В семь часов Государыня попросила меня еще раз связаться по телефону с Зимним Дворцом. Как и накануне, трубку снял князь Ратаев.
- Как ваши дела? - поинтересовалась я.
- Толпа и сейчас у ворот Дворца, - ответил он совершенно бесстрастно. - Прошу Вас, мадам, передать Ее Императорскому Величеству мои заверения в верности и преданности... Пожалуй, другой такой возможности мне не представится... Ах! Я так и думал. Не хочу показаться вам неучтивым, мадам, но, полагаю, сейчас меня убьют... Толпа ломает двери этого помещения!
Он умолк - раздался страшный треск... Я не выдержала, и телефонная трубка выскользнула из моих помертвелых рук.
Мы допоздна засиделись в лиловом будуаре и уже собирались лечь в постель, как, смущенный и расстроенный, вошел Волков. Мы с Государыней с трудом поняли, что прибыл господин Гучков, который настоятельно просит Ее Величество принять его. Было уже одиннадцать часов.
- В такой час? Но это же невозможно! - заметила Императрица.
- Ваше Императорское Величество, он настаивает, - запинаясь, выговорил камердинер.
Государыня повернулась ко мне. В глазах Ее застыл ужас.
- Он приехал, чтобы арестовать меня, Лили! - воскликнула Она. - Телефонируйте Великому князю Павлу Александровичу и попросите его тотчас же приехать.
Справившись с волнением, Она снова надела шапочку сестры милосердия и стала молча ждать прибытия Великого князя. Ни Мария, ни я не смели произнести ни слова. Наконец, после мучительного ожидания, которое показалось нам нестерпимо долгим, вошел Великий князь, и Государыня в нескольких словах рассказала о появлении зловещего гостя. В следующее мгновение из коридора донеслись громкие голоса, громко хлопнула дверь, возвестив о появлении в соседней комнате господина Гучкова.
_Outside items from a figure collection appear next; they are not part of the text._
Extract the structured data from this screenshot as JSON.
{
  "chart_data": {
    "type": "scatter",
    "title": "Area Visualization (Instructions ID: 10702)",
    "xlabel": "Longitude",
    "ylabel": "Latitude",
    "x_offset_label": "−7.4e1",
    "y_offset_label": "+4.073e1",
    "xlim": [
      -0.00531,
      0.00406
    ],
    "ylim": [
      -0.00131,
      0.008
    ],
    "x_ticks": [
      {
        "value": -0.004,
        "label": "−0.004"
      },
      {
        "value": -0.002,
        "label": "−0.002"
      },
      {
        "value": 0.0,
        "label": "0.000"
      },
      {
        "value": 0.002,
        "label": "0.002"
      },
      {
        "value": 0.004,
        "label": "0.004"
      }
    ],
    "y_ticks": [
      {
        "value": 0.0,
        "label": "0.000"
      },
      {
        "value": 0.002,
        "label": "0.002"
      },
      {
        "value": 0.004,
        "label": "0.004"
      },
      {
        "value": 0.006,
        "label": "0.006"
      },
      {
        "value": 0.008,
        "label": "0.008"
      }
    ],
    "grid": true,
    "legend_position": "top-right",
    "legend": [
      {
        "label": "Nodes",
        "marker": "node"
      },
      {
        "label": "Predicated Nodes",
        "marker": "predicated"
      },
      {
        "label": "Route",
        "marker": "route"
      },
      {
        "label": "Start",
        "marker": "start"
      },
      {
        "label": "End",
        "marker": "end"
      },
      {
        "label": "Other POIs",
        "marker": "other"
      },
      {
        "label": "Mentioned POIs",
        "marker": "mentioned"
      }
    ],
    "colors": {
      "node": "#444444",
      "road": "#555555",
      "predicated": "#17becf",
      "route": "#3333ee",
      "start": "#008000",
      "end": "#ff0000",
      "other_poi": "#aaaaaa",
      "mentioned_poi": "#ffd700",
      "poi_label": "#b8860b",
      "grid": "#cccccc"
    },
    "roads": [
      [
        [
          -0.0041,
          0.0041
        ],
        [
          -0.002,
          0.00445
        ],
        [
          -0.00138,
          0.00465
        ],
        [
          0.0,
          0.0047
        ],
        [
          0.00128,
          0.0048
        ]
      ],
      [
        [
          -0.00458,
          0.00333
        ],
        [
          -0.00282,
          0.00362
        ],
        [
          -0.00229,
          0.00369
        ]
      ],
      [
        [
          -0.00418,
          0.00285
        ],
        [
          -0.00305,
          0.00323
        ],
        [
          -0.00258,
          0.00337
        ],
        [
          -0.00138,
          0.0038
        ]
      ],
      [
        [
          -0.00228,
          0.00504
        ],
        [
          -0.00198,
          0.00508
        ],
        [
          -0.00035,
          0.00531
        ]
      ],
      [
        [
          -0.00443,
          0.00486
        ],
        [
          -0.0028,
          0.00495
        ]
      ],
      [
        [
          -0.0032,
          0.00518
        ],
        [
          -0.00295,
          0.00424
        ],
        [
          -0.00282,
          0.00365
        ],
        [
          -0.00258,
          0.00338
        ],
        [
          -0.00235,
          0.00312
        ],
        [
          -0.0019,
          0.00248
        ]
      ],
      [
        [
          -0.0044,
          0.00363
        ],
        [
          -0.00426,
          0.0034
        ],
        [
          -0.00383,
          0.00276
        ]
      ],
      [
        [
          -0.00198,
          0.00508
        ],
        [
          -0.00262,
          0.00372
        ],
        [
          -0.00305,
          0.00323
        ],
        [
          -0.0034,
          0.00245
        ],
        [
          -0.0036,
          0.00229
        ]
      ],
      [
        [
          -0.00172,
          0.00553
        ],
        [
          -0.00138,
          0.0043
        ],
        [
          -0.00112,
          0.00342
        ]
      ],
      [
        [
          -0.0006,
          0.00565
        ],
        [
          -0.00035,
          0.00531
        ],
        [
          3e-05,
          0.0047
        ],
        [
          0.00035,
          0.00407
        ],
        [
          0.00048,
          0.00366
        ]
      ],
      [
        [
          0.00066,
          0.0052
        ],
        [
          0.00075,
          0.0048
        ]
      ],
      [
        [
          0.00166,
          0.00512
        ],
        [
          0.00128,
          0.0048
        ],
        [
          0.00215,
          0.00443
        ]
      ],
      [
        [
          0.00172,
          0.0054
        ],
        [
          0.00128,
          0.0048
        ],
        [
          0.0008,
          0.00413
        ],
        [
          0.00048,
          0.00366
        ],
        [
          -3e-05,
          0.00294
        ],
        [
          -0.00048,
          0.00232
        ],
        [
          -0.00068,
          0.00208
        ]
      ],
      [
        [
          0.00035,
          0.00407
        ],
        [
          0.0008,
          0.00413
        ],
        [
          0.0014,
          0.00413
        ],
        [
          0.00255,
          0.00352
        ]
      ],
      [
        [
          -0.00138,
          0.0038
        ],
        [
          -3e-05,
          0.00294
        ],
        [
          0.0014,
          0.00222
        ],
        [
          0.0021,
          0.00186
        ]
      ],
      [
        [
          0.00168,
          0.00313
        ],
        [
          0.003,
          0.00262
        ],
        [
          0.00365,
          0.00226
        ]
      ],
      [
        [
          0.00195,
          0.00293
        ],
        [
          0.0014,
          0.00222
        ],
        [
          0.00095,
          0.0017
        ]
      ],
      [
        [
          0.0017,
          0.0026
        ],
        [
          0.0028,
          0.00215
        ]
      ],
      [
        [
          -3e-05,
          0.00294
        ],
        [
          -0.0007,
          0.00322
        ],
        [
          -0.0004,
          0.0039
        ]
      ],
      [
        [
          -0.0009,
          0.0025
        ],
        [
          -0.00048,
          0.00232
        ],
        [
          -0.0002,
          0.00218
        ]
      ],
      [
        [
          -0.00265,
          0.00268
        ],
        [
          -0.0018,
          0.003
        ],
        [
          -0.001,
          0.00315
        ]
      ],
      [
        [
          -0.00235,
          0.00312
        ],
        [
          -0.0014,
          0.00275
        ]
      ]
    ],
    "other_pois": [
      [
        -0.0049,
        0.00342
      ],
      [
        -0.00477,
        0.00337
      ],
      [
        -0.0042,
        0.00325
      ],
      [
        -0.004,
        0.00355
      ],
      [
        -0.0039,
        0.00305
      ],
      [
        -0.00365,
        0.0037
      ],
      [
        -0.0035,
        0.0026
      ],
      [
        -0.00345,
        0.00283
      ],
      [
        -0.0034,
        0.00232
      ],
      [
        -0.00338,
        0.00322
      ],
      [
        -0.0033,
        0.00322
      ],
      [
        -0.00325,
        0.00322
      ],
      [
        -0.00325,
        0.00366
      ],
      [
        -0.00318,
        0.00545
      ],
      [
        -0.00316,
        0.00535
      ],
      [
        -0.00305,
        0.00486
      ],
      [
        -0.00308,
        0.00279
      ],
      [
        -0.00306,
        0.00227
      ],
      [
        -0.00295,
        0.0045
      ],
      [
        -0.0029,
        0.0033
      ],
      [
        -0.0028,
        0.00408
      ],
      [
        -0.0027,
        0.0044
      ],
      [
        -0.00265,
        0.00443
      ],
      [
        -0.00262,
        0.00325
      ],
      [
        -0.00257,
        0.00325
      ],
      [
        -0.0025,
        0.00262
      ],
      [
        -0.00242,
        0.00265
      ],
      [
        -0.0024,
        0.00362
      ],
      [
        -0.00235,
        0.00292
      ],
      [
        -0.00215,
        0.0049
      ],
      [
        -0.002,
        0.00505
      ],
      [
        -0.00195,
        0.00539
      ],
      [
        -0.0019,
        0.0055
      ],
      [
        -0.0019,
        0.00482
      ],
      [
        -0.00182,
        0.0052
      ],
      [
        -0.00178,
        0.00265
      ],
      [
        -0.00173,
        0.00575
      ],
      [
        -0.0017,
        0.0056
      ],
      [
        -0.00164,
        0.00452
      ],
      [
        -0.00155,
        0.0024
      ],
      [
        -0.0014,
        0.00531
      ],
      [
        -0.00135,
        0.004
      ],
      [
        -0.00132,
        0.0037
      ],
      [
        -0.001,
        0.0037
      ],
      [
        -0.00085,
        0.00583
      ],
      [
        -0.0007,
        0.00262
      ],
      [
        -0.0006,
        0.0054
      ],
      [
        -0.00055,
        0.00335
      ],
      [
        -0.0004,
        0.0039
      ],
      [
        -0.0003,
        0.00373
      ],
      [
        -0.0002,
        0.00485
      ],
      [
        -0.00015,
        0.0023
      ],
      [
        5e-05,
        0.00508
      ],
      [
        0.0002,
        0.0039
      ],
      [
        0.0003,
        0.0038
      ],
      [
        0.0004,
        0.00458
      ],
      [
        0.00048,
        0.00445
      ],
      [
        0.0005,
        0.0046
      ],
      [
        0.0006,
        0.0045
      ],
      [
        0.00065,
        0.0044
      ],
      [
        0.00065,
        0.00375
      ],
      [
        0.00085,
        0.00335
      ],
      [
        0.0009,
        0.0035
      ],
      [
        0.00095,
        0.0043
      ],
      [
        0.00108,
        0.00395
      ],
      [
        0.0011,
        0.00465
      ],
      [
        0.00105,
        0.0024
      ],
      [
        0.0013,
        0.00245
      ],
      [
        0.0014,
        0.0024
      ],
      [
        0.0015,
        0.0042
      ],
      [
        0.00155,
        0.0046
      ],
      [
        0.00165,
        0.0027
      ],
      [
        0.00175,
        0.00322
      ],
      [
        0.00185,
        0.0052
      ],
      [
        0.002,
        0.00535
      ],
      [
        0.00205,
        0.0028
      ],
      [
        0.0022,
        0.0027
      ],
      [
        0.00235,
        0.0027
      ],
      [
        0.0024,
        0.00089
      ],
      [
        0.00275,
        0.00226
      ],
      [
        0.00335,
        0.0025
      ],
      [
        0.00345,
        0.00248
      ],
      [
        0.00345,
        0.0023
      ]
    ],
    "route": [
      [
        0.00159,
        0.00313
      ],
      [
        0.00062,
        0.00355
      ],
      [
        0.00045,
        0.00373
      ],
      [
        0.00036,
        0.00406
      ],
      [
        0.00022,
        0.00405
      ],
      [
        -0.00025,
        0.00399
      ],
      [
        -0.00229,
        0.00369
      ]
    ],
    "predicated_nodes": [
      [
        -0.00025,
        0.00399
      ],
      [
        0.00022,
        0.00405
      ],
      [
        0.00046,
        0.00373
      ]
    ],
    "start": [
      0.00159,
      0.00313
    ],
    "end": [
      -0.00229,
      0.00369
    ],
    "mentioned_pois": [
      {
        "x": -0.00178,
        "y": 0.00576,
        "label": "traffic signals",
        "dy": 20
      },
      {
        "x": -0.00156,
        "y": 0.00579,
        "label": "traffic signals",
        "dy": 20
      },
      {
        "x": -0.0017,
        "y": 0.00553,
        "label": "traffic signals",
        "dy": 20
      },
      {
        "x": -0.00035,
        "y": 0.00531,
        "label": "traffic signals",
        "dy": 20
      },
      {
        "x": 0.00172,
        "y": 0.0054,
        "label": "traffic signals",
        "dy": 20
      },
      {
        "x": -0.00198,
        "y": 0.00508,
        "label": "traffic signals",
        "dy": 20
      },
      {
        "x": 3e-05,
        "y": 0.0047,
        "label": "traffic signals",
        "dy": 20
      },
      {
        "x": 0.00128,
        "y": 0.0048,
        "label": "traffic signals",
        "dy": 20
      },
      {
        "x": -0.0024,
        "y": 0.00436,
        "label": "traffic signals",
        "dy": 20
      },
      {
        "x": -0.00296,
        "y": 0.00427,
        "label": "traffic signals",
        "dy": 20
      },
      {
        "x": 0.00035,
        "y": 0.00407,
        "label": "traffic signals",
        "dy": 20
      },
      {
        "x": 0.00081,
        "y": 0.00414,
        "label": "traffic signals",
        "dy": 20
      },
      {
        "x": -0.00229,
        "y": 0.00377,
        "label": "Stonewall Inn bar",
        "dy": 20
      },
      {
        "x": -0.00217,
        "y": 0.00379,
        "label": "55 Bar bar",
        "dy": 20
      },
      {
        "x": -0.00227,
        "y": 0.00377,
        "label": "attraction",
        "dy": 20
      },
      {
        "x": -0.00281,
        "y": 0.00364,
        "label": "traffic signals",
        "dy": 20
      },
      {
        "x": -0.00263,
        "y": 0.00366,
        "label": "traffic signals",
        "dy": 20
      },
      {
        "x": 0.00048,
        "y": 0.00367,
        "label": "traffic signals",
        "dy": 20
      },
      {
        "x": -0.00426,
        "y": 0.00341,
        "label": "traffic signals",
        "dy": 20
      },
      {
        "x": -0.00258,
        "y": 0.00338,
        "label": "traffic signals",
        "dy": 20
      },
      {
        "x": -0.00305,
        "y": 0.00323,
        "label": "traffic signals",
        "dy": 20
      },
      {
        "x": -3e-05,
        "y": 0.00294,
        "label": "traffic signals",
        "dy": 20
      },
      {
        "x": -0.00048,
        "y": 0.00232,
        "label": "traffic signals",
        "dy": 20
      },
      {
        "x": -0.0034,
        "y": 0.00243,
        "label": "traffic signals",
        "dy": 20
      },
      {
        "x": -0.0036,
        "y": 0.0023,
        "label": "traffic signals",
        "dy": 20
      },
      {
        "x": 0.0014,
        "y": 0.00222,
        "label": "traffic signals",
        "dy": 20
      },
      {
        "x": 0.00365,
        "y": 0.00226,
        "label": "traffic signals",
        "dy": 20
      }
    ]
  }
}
Гучков, после переворота ставший военным министром, был заклятым врагом Государя, которому Он не мог простить то обстоятельство, что Император не захотел признать его некоронованным королем Москвы. Он из чувства мести принудил Государя отречься". Злорадное любопытство влекло его во Дворец, чтобы насладиться страданиями беззащитной Женщины! Это был отвратительный тип в больших очках с желтыми стеклами, скрывавшими его бегающие глазки.
Мы с Марией крепко держались за Государыню, убежденные, что теперь все кончено. Она нежно поцеловала нас обеих и вышла из будуара в сопровождении Великого князя Павла Александровича. При виде Государыни мне вспомнилась Мария-Антуанетта - эта трагическая фигура, как и Императрица испившая чашу страданий. Верный камердинер Волков, согласно традициям Императорского режима, уведомил нас о том, что Гучков приехал во Дворец в обществе двух адъютантов. Один из них обратился к старику со словами:
- Ха-ха! Вот и мы. Что, не ждали нас нынче? А ведь теперь мы хозяева Дворца!
Мы с Марией Николаевной сели рядом на диван. Бедная девочка тряслась от страха. Но боялась Она не за себя. Как и остальные дети, Мария думала лишь о своей возлюбленной Матери.
В трагические эти дни, когда счастье отвернулось от Них, никто из членов Императорской Семьи не выказывал сожаления по поводу утраченного Ими положения и престижа. Единственное, что их тревожило, - это страх расстаться друг с другом. Пожалуй, к Ним можно было бы отнести слова, которые кто-то нацарапал на стене одной из старинных итальянских тюрем: "Лучше смерть, чем жизнь без тебя". И если сообщение о Их смерти правда, то судьба оказалась к Ним милосердной: Они не узнали боли разлуки.
Наконец, в коридоре послышались шаги, и, к несказанной нашей радости, мы увидели Государыню!
Плача и смеясь, Мария Николаевна бросилась к Матери, и Государыня поспешила нас успокоить.
- На этот раз Меня не арестуют, - произнесла Она. - Но если бы вы знали, какое это было унижение - встретиться с этим человеком. Гучков был невыносим - Я не смогла дать ему руки. Он заявил, что хотел лишь узнать, как Я переношу испытания, и убедиться, напугана Я или нет.
Бледные щеки Императрицы покрылись розовыми пятнами, глаза сверкали. В эту минуту гнева на Государыню было страшно смотреть. Но вскоре к Ней вернулись Ее обычное спокойствие и достоинство, и мы пожелали Ей спокойной ночи, благодарные Провидению за то, что оно пощадило Ее ради нас.